Thursday's lead, with a hat tip to The Guardian and columnist Glenn Greenwald, was the confirmation, via a leaked search warrant, that the NSA has been compiling a database of logs of every single telephone call made across every domestic network for the past seven years. The next revelation, courtesy of The Guardian again and also Washington Post, is the confirmation, courtesy of a leaked NSA PowerPoint presentation, that its PRISM program monitors global Internet traffic -- including e-mails, chatrooms, videos, and images -- by tapping into corporate Internet servers. NBC's Pete Williams named the companies whose databanks are under scrutiny: Microsoft, Yahoo!, Google, Facebook, PalTalk, YouTube, Skype, AOL, and Apple. CBS' Nancy Cordes filed a profile of Greenwald, complete with satellite-feed soundbites.
CBS' in-house ex-spook John Miller told us on Thursday that PRISM was used to foil a 2009 plot against the New York City subways system by a Queens NY resident names Najibullah Zazi. Now, ABC's Brian Ross and CBS' David Martin also give credit to PRISM for the same plot-foiling success.
NBC's Pete Williams cited the defense of the two NSA programs by President Barack Obama and his aides: "We are not listening to your phone calls or reading your e-mails." On the first claim, Williams explained that the database was analyzing the logs of telephone calls not their content; the NSA was not data-mining, but searching the database after detecting a pattern of calls, which sounds like a distinction without a difference. He quoted a soundbite from MSNBC's Andrea Mitchell Reports: "If you are looking for a needle in a haystack, you need a haystack."
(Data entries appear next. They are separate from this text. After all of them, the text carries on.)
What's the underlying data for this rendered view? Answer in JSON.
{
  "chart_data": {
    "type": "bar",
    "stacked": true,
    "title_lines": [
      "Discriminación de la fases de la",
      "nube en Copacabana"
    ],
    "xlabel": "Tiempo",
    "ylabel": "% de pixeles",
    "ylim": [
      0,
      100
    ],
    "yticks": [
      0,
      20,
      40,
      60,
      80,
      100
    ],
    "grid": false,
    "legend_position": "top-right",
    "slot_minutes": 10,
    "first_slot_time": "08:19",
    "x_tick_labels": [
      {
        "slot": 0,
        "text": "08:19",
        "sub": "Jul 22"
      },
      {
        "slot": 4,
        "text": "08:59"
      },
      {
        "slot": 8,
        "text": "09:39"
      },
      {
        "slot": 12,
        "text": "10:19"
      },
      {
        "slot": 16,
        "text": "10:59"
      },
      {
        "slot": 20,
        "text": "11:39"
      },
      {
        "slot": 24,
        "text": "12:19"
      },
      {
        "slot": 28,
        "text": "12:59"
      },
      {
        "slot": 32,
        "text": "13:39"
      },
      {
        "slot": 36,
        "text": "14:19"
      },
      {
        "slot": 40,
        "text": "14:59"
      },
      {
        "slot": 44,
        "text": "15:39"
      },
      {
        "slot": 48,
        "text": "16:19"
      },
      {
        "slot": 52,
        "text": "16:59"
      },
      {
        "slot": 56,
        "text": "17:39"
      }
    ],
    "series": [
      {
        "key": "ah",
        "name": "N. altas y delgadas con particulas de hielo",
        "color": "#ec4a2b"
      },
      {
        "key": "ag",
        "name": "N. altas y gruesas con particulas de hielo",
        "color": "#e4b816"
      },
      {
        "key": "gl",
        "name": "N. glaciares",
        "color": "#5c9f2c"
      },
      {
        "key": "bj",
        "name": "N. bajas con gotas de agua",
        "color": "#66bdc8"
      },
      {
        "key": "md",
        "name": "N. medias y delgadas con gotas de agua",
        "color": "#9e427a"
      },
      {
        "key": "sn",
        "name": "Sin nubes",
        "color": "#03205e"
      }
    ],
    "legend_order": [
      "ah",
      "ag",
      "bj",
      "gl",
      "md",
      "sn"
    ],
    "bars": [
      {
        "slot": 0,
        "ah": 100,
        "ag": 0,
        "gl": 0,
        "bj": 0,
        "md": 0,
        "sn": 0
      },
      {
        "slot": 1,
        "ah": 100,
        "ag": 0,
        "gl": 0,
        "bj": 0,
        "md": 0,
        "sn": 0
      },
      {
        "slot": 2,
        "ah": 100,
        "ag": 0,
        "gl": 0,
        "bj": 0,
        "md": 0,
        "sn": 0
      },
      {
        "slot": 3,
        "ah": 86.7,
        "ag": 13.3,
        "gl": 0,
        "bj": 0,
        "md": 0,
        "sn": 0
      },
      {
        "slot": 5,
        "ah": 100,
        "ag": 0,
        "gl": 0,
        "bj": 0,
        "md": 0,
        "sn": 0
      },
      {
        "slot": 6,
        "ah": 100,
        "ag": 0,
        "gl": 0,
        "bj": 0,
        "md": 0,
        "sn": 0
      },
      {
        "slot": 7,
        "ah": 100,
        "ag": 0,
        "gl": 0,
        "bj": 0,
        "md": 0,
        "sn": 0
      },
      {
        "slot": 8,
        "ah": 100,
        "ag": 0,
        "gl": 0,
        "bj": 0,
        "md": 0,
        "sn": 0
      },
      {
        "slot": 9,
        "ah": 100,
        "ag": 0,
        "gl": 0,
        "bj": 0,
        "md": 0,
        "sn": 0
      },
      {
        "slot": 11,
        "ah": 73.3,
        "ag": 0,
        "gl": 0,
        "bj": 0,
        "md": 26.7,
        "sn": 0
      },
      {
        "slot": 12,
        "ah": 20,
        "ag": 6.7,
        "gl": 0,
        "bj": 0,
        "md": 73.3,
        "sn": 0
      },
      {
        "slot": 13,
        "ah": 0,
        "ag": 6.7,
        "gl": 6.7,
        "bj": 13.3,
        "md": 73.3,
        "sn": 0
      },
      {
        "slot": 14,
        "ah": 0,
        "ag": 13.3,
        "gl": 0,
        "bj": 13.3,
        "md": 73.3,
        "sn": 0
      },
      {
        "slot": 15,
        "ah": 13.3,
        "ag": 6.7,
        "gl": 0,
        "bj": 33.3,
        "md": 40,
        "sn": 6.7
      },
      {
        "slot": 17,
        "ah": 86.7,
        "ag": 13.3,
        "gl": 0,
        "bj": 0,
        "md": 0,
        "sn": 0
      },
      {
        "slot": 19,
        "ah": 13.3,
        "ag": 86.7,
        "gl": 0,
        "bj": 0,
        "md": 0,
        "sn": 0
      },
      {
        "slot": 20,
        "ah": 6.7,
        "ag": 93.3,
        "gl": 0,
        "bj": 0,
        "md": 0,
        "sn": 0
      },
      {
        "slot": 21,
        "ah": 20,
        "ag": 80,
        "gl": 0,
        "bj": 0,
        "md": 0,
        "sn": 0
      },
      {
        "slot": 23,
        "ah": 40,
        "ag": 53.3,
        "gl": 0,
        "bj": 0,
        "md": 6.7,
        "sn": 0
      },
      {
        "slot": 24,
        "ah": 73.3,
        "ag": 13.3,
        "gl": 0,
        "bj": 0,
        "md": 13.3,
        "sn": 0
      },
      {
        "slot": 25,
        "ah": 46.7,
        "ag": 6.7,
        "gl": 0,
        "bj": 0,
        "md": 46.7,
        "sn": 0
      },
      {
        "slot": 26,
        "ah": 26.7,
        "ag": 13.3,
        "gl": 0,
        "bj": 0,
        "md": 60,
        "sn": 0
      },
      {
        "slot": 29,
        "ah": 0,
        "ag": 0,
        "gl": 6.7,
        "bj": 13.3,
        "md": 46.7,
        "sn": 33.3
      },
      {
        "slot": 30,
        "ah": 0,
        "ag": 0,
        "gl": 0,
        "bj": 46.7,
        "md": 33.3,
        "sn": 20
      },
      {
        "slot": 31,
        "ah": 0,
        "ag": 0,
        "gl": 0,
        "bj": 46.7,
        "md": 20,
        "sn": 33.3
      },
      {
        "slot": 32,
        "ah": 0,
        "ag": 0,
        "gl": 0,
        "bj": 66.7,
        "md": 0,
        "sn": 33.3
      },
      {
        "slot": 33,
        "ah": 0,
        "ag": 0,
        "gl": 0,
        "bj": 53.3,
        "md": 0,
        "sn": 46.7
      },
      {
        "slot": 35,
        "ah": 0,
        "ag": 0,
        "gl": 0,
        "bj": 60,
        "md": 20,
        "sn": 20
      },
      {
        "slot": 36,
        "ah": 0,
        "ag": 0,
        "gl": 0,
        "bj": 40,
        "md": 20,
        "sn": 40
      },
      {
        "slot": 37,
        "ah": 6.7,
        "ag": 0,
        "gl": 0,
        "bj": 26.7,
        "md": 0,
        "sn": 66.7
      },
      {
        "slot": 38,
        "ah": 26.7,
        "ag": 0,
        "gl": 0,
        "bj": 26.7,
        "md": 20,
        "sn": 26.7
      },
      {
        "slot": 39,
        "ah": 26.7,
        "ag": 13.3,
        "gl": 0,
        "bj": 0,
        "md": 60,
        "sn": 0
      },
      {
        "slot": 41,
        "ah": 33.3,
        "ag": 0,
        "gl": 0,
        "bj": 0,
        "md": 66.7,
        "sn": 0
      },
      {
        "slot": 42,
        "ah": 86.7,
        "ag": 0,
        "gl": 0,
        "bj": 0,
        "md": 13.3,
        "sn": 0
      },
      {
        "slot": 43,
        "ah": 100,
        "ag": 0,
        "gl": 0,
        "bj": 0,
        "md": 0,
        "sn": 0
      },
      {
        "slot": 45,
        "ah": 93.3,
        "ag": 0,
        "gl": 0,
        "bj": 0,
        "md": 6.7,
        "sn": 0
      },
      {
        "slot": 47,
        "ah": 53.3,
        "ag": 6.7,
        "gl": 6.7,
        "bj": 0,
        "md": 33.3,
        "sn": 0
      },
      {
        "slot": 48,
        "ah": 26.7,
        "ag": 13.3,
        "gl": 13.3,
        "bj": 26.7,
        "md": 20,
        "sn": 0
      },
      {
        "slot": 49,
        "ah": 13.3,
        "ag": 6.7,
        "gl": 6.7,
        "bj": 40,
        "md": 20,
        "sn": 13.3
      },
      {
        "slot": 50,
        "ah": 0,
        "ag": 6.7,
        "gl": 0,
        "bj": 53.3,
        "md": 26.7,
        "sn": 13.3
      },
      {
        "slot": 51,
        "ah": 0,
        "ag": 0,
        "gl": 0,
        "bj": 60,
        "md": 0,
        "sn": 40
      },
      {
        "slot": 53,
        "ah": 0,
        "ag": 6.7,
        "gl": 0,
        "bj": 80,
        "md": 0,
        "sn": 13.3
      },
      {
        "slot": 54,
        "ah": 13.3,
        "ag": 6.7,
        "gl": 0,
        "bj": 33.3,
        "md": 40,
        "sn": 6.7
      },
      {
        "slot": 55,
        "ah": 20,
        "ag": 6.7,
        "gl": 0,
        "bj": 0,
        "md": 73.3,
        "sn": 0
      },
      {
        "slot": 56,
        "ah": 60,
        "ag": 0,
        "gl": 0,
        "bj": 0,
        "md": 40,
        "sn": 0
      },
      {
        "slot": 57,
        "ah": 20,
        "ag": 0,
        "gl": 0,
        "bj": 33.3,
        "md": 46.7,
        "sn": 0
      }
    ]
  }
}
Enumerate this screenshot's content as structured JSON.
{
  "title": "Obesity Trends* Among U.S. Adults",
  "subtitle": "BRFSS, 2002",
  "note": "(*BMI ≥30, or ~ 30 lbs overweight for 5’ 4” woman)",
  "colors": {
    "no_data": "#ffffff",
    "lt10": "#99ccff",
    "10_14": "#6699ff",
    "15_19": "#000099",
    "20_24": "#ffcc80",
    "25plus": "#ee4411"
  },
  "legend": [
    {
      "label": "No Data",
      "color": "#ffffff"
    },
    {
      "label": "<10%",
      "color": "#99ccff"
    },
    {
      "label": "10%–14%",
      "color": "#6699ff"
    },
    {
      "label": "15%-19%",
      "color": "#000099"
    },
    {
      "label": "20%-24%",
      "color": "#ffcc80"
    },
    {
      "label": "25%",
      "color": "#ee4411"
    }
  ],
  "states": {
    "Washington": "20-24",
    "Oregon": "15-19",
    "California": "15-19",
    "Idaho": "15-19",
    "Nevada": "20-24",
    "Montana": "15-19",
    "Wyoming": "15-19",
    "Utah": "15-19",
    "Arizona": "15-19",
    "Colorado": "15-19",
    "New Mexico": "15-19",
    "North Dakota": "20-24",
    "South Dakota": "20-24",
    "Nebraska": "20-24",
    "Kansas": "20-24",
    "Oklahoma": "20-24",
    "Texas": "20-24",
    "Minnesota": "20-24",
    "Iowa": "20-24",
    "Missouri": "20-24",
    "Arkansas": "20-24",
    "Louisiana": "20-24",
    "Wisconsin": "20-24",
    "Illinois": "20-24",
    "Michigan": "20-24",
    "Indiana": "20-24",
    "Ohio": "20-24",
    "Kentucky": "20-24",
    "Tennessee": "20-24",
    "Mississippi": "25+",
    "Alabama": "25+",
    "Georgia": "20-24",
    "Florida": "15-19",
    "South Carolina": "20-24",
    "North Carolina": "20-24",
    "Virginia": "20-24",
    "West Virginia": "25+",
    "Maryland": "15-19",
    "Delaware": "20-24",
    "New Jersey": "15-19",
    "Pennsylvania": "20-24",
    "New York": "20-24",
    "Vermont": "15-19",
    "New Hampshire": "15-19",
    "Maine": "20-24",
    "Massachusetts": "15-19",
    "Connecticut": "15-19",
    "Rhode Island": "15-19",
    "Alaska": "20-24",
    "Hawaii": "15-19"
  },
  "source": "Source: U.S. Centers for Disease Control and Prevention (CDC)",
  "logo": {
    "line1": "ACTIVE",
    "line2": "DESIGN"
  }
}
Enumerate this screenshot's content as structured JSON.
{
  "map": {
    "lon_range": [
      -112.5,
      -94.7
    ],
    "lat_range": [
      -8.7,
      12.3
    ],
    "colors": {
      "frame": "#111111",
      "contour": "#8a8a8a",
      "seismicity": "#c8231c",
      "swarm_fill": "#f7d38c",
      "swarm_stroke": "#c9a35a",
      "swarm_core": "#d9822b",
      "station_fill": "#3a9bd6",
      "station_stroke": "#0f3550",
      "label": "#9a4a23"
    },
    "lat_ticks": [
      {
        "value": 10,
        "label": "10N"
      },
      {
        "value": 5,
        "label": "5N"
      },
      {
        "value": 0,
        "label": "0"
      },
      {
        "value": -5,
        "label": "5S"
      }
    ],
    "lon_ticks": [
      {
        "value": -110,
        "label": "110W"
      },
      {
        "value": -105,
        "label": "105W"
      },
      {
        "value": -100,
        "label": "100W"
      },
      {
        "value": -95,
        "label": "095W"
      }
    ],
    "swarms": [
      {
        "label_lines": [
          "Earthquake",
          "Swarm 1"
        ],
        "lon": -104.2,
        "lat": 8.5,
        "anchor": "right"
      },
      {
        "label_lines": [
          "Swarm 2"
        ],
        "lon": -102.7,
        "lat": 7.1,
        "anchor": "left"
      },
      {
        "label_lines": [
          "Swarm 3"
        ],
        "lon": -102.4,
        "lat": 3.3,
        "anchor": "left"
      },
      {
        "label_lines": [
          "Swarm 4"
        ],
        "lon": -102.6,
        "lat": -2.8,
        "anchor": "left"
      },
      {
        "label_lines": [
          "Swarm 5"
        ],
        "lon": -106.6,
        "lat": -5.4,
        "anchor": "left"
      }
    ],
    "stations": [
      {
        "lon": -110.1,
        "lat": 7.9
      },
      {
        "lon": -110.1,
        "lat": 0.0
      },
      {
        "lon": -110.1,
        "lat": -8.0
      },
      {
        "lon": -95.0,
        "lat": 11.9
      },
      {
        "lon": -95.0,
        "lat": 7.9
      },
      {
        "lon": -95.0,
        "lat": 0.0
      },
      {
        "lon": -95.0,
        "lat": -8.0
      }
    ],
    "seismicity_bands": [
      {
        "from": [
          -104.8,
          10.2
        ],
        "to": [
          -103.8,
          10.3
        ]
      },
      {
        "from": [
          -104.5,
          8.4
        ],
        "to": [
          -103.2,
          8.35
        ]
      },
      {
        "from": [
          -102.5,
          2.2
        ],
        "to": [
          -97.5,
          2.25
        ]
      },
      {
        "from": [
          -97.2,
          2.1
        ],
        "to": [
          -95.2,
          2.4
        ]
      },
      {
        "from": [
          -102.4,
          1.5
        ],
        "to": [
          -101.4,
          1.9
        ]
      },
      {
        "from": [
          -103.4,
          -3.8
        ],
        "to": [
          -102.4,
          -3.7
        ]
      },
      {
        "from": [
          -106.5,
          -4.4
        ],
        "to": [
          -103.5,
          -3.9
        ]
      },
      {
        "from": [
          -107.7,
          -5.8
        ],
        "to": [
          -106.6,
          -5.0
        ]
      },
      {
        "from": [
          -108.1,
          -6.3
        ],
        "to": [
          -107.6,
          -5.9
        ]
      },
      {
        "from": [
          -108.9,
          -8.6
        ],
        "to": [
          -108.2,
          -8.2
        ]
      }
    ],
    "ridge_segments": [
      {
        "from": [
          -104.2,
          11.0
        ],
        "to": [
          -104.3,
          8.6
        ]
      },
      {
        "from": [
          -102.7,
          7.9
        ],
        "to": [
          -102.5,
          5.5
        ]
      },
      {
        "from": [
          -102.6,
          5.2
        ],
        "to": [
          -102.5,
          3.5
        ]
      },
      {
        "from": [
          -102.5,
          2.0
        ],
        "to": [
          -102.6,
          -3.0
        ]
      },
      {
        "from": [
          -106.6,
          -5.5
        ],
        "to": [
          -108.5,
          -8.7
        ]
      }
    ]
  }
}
On the Presidential second reassurance, "your" appears to be the operative word: yes, international e-mails may be read; so the "your" refers to you people here in this country, whose domestic Internet traffic is not intentionally read. "The key word here is intentionally," commented CBS' Martin, conceding that it may end up being read, after all, in passing. ABC's Ross disagreed: he stated that the NSA does not read Internet traffic, it analyzes it instead, running an algorithm across content, just as Google does with Gmail.
On Thursday, NBC's Andrea Mitchell and ABC's Brian Ross had both replayed that soundbite in which Director James Clapper was caught in a lie while testifying to Congress. No, Clapper stated while scratching his head, the NSA does not collect any type of data at all on millions, or hundreds of millions, of Americans. Significantly, CBS omitted that quote. Now John Miller, CBS' in-house expert, shares that when he was a spy his boss happened to be Clapper himself. "He abhors leaks," declared Miller, envisioning a searing inquisition of FBI grilling, polygraph tests, and grand jury testimony, as a result of The Guardian's scoop. Clapper, it appears, does not abhor lies as much.
So what are we to make of all this? NBC's John Yang surveyed the vox pop on life in a surveillance society. #NSA is trending, he assured us.